«Je vous en parle volontiers, même si mes influences sont plutôt du côté de Duke Ellington, Count Basie ou Cole Porter, parce que lui c'est une perte immense. Ray Charles, je l'ai connu chez vous, à Montreux. On a aussi chanté un duo pour les Victoires de la musique. Comme je parle mal l'anglais, je n'osais pas chanter une de ses chansons. Ray m'a dit: «Pas de problème, prenons une des tiennes!» J'ai entonné «Le blues du dentiste», de Boris Vian, et lui a improvisé immédiatement. Magistral.

Ray Charles n'a pas été suivi à la mesure de son mérite. Il fait partie, comme Miles, comme Armstrong, de ces musiciens tellement grands, tellement en avance sur tout le reste, que leurs influences sont difficiles à mesurer. Tout le monde le connaît comme homme de scène, mais peu savent à quel point il était un compositeur phénoménal. Curieusement, il aimait mieux jouer la musique des autres que la sienne. Il m'a envoyé ses compositions une ou deux fois, c'était magnifique.

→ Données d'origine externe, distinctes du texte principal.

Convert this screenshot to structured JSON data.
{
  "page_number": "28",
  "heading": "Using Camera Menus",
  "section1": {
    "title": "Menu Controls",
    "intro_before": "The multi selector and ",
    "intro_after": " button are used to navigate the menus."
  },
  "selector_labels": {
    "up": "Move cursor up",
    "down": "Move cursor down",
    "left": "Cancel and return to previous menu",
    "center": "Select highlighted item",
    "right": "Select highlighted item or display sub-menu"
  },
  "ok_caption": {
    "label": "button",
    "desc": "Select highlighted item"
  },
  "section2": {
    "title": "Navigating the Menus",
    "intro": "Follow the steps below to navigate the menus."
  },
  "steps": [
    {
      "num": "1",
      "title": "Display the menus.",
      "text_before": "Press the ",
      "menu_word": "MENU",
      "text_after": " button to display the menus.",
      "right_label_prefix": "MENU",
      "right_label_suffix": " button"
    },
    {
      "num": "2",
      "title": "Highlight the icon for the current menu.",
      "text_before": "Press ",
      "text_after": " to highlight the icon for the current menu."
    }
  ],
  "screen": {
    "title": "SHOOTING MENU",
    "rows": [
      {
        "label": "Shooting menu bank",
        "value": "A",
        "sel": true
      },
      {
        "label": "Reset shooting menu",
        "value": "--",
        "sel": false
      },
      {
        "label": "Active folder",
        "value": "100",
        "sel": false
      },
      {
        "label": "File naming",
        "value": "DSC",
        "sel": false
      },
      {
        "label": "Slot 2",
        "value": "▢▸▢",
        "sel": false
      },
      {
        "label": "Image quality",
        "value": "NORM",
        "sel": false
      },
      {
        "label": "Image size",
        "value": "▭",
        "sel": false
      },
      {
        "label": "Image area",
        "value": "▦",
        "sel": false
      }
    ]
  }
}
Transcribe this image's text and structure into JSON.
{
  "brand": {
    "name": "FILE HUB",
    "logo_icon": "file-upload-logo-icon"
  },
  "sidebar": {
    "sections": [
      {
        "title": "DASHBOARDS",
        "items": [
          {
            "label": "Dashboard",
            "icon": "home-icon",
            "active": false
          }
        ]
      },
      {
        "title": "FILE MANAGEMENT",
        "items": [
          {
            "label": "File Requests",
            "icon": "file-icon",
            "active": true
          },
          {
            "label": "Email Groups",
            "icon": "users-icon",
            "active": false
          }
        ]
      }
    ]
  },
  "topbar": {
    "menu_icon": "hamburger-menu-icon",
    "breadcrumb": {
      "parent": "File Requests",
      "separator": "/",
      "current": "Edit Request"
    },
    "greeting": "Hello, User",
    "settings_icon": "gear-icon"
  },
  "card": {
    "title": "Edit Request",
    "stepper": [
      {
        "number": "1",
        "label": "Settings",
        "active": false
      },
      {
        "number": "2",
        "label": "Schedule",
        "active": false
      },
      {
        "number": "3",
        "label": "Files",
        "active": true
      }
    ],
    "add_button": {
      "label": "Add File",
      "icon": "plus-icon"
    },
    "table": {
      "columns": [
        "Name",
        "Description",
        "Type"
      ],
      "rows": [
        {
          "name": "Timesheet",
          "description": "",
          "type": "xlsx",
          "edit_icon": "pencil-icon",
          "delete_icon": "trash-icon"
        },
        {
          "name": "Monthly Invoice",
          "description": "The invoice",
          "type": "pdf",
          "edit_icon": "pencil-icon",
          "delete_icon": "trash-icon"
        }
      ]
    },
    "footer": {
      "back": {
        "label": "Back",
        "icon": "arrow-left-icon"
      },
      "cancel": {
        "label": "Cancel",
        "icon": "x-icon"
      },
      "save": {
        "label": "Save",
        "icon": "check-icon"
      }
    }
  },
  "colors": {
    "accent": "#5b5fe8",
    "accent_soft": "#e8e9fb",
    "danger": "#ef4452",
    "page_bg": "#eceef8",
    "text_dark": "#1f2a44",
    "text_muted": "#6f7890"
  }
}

Dans ses premières chansons, il utilisait un langage codé. Pour faire passer des messages sur la souffrance du peuple noir, qui ne s'adressait qu'à eux. Il a été exceptionnel par la force de son message, sa puissance musicale et son interprétation. Un style à lui, c'est tout. Qui avait ses racines dans le gospel.

Un jour, il m'a dit: «Moi, je suis aveugle et musicien. Ma vie c'est visiter des hôtels, donner des concerts et faire l'amour.» Il était très porté sur la chose. Il avait un humour merveilleux, noir forcément. Il était très simple et bon vivant.»